The evidence of her so called insanity?

“I, though a woman, have just as good a right to my opinion, as my husband has to his.”

Elizabeth, after being a dutiful wife, mother and homemaker for almost all of her adult life, heard about the women’s rights movement and gave herself permission to think for herself. She also disagreed with her preacher husband about matters of religion and, with her great intellect and her persuasive arguments, he was afraid of the consequences of her speaking her mind.

This was a time when most states “had no limits on relatives’ “right of disposal” to commit their loved ones”, where an insanity trial had to take place before you were admitted to a state hospital (but not if you were a married woman) and where “married women had no legal identities of their own.”

The thought of me living in 1860 terrifies me. I’m certain I too would have been institutionalised and I don’t know I would have been able to sustain the fortitude that Elizabeth displayed. Don’t think that you wouldn’t have also been at risk of such a fate, as “one common cause of committal to an asylum in Elizabeth’s time was “novel reading.”

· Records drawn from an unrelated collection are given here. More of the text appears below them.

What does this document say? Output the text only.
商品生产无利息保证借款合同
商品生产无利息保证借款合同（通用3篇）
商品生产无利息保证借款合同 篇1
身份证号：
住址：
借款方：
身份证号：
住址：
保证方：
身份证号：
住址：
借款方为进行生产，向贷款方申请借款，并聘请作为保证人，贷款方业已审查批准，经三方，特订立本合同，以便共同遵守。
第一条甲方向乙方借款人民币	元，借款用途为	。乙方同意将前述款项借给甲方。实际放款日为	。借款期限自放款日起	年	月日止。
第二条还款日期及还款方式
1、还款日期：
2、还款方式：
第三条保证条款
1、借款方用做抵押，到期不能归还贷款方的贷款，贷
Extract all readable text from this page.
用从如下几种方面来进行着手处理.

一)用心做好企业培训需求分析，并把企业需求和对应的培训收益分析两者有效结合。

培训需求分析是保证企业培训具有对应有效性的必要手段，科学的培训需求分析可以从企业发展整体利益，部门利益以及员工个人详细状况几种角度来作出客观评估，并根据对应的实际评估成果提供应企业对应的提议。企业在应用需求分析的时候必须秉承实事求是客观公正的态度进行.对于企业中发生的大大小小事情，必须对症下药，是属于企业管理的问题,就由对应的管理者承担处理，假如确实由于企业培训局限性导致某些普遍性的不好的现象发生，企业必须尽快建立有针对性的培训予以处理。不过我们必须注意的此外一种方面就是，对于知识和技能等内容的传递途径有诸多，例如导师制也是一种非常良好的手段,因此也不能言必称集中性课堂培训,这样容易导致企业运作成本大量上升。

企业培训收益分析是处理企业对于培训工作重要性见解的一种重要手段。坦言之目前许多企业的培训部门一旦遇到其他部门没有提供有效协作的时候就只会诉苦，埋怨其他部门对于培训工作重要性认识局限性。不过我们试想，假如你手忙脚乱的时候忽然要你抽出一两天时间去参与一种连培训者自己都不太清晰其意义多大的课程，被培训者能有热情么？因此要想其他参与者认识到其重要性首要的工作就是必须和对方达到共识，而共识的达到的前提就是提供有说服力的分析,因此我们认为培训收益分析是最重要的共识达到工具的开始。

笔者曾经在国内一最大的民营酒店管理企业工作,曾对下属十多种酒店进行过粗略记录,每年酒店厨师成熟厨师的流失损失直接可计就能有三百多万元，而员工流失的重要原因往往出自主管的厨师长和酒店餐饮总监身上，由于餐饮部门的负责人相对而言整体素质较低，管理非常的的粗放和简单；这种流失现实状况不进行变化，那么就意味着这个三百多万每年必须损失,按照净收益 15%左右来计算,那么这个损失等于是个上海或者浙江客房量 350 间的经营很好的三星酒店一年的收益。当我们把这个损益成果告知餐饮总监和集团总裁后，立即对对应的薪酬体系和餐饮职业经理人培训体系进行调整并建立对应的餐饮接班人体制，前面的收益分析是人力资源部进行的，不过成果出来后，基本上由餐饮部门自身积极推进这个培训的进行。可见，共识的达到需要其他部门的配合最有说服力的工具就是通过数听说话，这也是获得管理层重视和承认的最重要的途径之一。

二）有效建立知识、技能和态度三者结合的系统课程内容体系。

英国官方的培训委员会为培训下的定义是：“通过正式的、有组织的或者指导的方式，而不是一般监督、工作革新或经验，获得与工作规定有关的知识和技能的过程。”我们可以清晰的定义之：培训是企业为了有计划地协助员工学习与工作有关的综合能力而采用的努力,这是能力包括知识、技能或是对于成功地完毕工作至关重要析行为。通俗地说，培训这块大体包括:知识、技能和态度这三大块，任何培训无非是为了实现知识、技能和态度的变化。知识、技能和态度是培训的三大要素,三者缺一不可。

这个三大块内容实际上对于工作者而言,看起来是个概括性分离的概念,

In the asylum, Elizabeth met other patients, including other sane women who had been trapped there for years, similarly pathologised for their personality. The asylum served as a “storage unit for unsatisfactory wives”. She also witnessed patients being abused by the staff.

Elizabeth was determined to prove that she was sane and secure her release from the asylum. She also wanted to enact change that would see her new friends also released and to protect the mentally ill from abuse. But what Elizabeth wanted more than anything was to be able to parent her children again.

This is a thoroughly researched and well written account of the life of a woman I’m sad to say I had never heard of before but will certainly not forget.

“So in the end, this is a book about power. Who wields it. Who owns it. And the methods they use.
And above all, it’s about fighting back.”

Content warnings are included on my blog.

Thank you so much to NetGalley and Sourcebooks for the opportunity to read this book. I’m rounding up from 4.5 stars.